Haitian Bridge Alliance
- Abbreviation: HBA
- Nickname: The Bridge
- Formation: 2016; 10 years ago
- Type: 501(c)(3)
- Headquarters: San Diego
- Executive Director: Guerline Jozef
- Revenue: 3,435,306 USD (2023)
- Expenses: 2,539,210 USD (2023)
- Website: haitianbridgealliance.org

= Haitian Bridge Alliance =

US non-profit organization

The Haitian Bridge Alliance is a US nonprofit working on behalf of Haitian and other black immigrants to the United States. They have offices in San Diego, California, and Tijuana, Mexico. It was founded by Pethou Archange and Guerline M. Jozef. Ms Jozef is the current director.

In 2022, the Alliance sought to end Title 42, a US policy that, during a health emergency, "allows border officials to expel migrants back to Mexico or their home countries without offering them the opportunity to be screened for asylum eligibility." The policy has since been terminated due to the end of the COVID-19 emergency.

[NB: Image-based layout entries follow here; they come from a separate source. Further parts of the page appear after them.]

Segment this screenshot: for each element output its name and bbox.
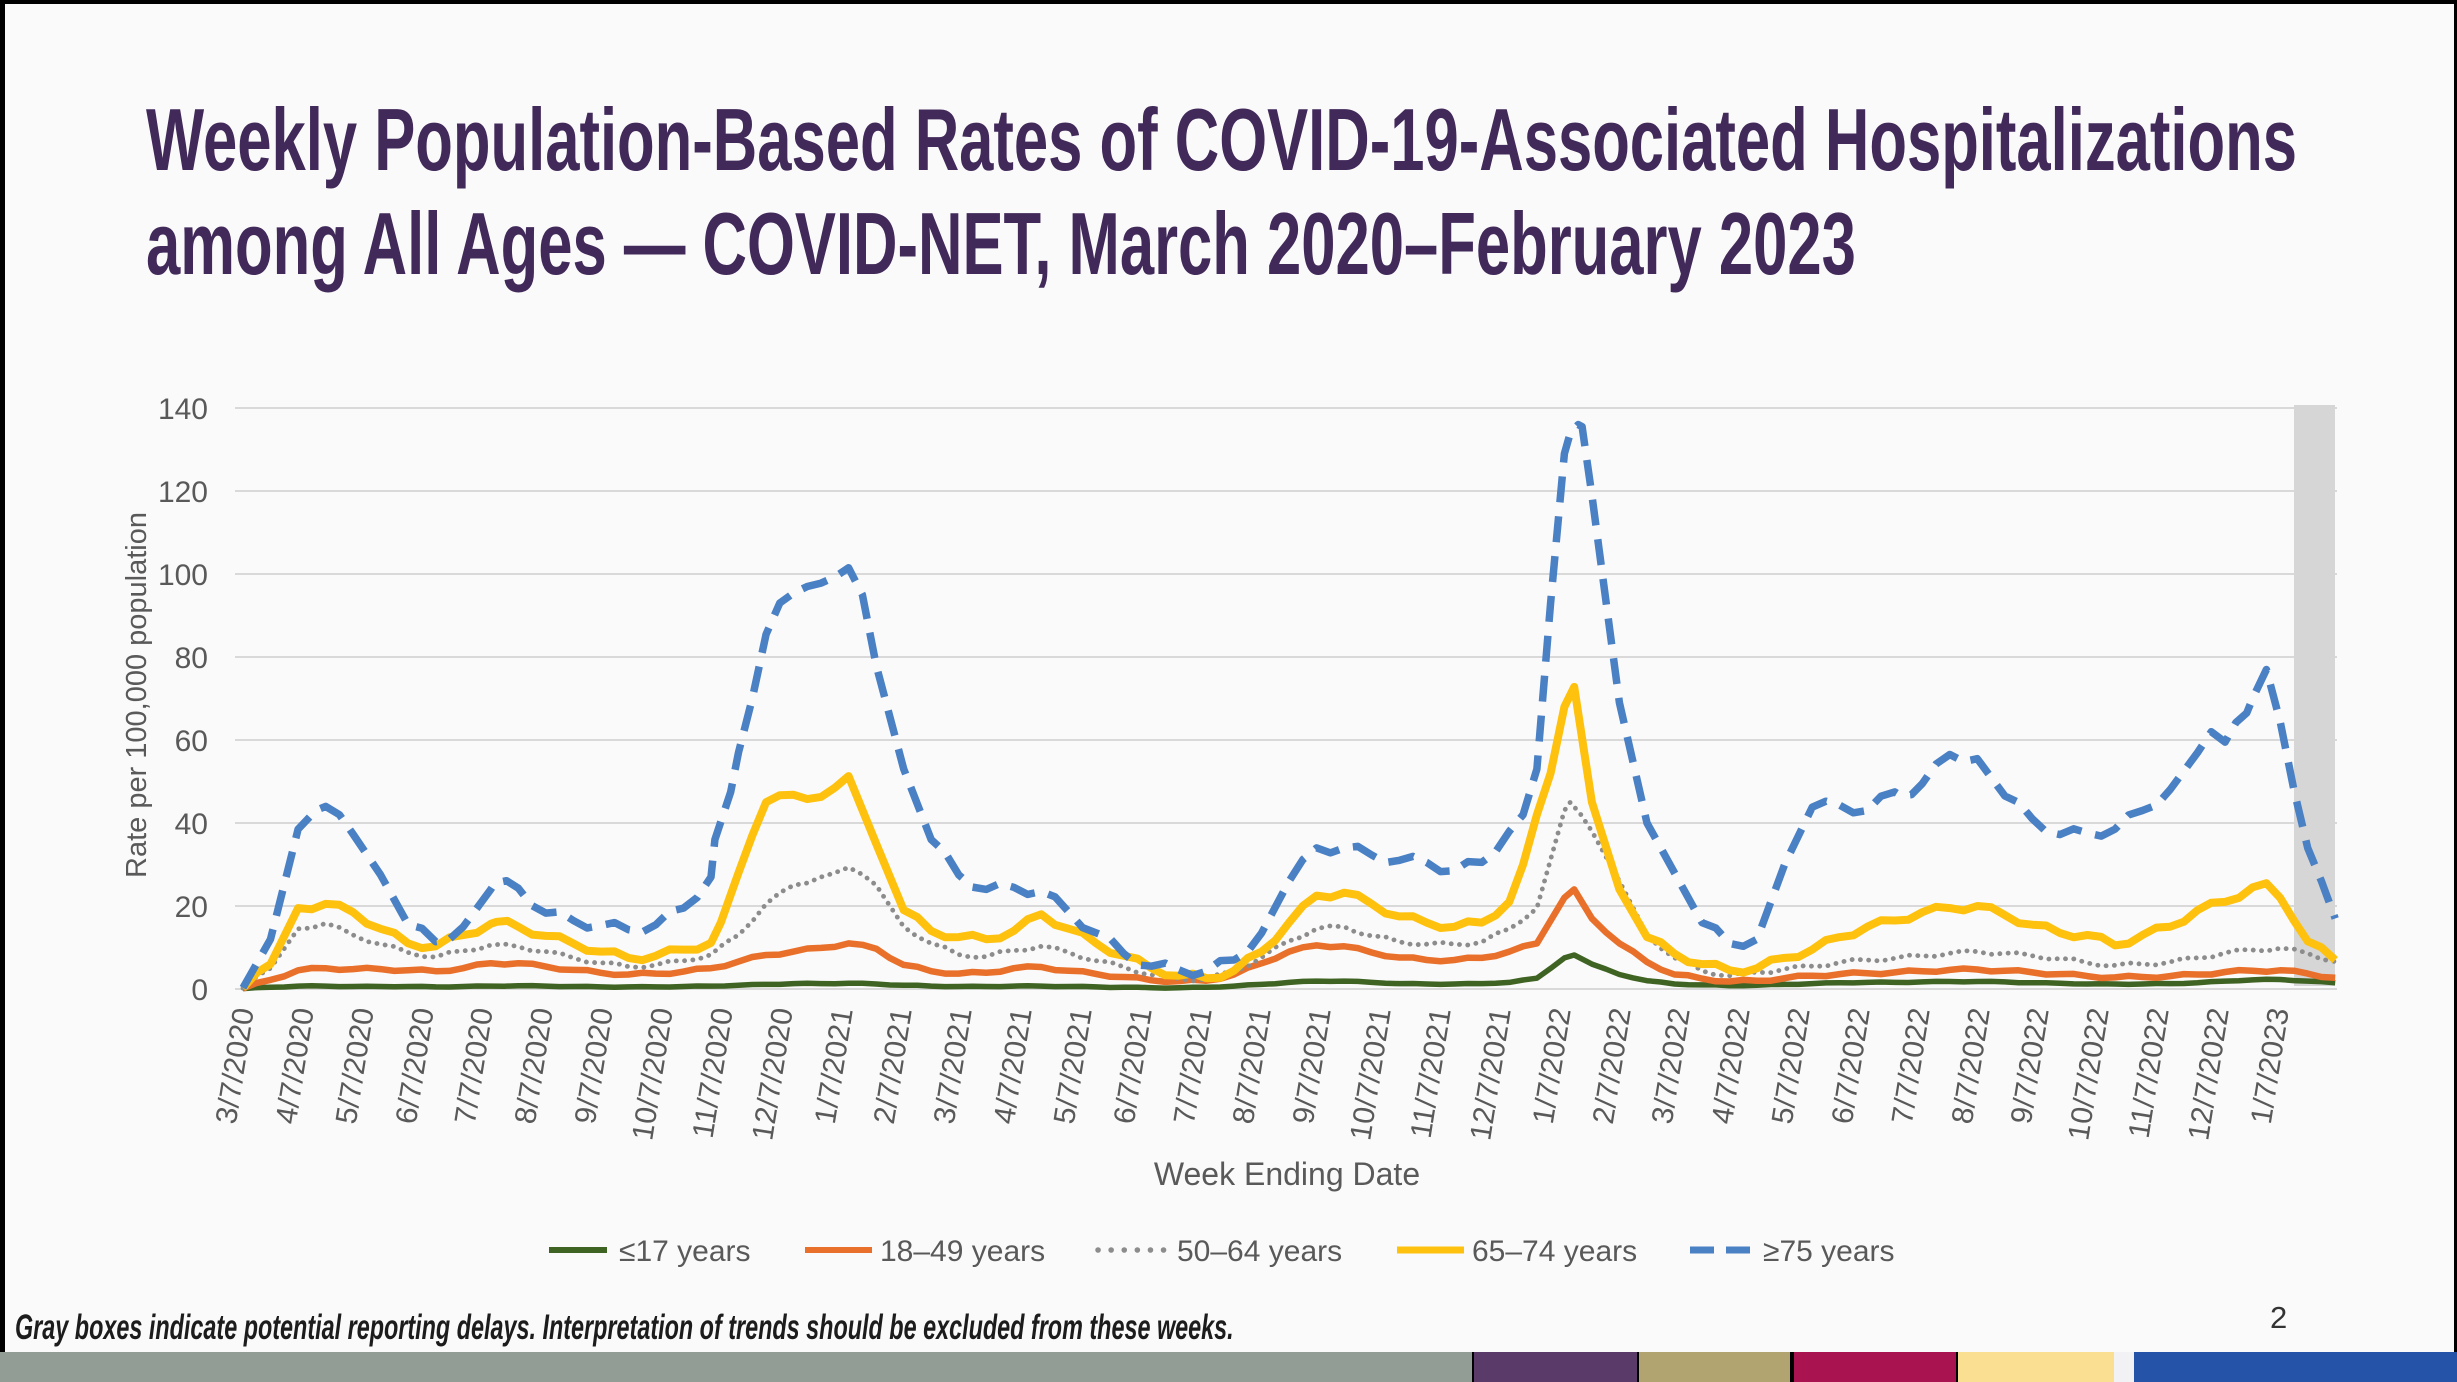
svg-text:≤17 years: ≤17 years	[619, 1235, 751, 1268]
svg-text:140: 140	[158, 393, 208, 426]
svg-text:7/7/2021: 7/7/2021	[1168, 1006, 1219, 1127]
svg-text:20: 20	[175, 891, 208, 924]
svg-text:12/7/2022: 12/7/2022	[2182, 1006, 2235, 1143]
svg-text:4/7/2020: 4/7/2020	[270, 1006, 321, 1127]
svg-text:2/7/2022: 2/7/2022	[1587, 1006, 1638, 1127]
svg-text:18–49 years: 18–49 years	[880, 1235, 1045, 1268]
svg-text:10/7/2022: 10/7/2022	[2062, 1006, 2115, 1143]
svg-text:12/7/2020: 12/7/2020	[746, 1006, 799, 1143]
svg-text:Week Ending Date: Week Ending Date	[1154, 1156, 1420, 1192]
svg-text:4/7/2021: 4/7/2021	[988, 1006, 1039, 1127]
svg-text:1/7/2023: 1/7/2023	[2245, 1006, 2296, 1127]
svg-text:9/7/2022: 9/7/2022	[2005, 1006, 2056, 1127]
svg-text:5/7/2021: 5/7/2021	[1048, 1006, 1099, 1127]
svg-text:60: 60	[175, 725, 208, 758]
svg-text:10/7/2021: 10/7/2021	[1344, 1006, 1397, 1143]
svg-text:120: 120	[158, 476, 208, 509]
svg-text:8/7/2020: 8/7/2020	[509, 1006, 560, 1127]
svg-text:40: 40	[175, 808, 208, 841]
svg-text:80: 80	[175, 642, 208, 675]
svg-text:100: 100	[158, 559, 208, 592]
svg-text:8/7/2022: 8/7/2022	[1946, 1006, 1997, 1127]
svg-text:8/7/2021: 8/7/2021	[1227, 1006, 1278, 1127]
svg-text:6/7/2022: 6/7/2022	[1826, 1006, 1877, 1127]
svg-text:11/7/2022: 11/7/2022	[2123, 1006, 2176, 1141]
svg-text:11/7/2021: 11/7/2021	[1405, 1006, 1458, 1141]
svg-text:5/7/2022: 5/7/2022	[1766, 1006, 1817, 1127]
svg-text:7/7/2020: 7/7/2020	[449, 1006, 500, 1127]
svg-text:6/7/2021: 6/7/2021	[1108, 1006, 1159, 1127]
svg-text:9/7/2021: 9/7/2021	[1287, 1006, 1338, 1127]
svg-text:9/7/2020: 9/7/2020	[569, 1006, 620, 1127]
svg-text:Rate per 100,000 population: Rate per 100,000 population	[121, 512, 153, 878]
svg-text:1/7/2022: 1/7/2022	[1527, 1006, 1578, 1127]
svg-text:≥75 years: ≥75 years	[1763, 1235, 1895, 1268]
svg-text:6/7/2020: 6/7/2020	[390, 1006, 441, 1127]
svg-text:0: 0	[191, 974, 208, 1007]
svg-text:11/7/2020: 11/7/2020	[687, 1006, 740, 1141]
svg-text:12/7/2021: 12/7/2021	[1464, 1006, 1517, 1143]
svg-text:65–74 years: 65–74 years	[1472, 1235, 1637, 1268]
svg-text:10/7/2020: 10/7/2020	[626, 1006, 679, 1143]
svg-text:3/7/2021: 3/7/2021	[928, 1006, 979, 1127]
svg-text:3/7/2022: 3/7/2022	[1646, 1006, 1697, 1127]
svg-text:7/7/2022: 7/7/2022	[1886, 1006, 1937, 1127]
svg-text:2/7/2021: 2/7/2021	[868, 1006, 919, 1127]
svg-text:1/7/2021: 1/7/2021	[809, 1006, 860, 1127]
svg-text:4/7/2022: 4/7/2022	[1706, 1006, 1757, 1127]
svg-text:50–64 years: 50–64 years	[1177, 1235, 1342, 1268]
svg-text:5/7/2020: 5/7/2020	[330, 1006, 381, 1127]
svg-text:3/7/2020: 3/7/2020	[210, 1006, 261, 1127]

The Alliance has also created a fund to pay the bond of black migrants, such as Haitians, who are in immigration detention. They have also covered the costs of funerals for Haitians that have died at the US-Mexico border.

==Awards==
In 2021, the Alliance won the Robert F. Kennedy Human Rights award for their work with migrants at the US-Mexico border.

==Legal actions==
In September 2024, the executive director of the Alliance filed a bench memorandum and affidavit at the Clark County Ohio Municipal Court, alleging that presidential candidate Donald Trump and vice presidential candidate JD Vance had committed multiple crimes by promoting the false Springfield, Ohio, cat-eating hoax, where the candidates claimed that Haitian immigrants in Springfield, Ohio, had been eating neighbors pets. The bench memorandum asserts that this resulted in "disrupting public services (e.g., bomb threats), making false alarms, two counts of complicity, two counts of telecommunications harassment and aggravated menacing", and asked the court to issue arrest warrants for the candidates. On October 4, the case was decided with an order for its matters to be "referred to the Clark County Prosecuting Attorney for further investigation and determination whether any prosecution is warranted."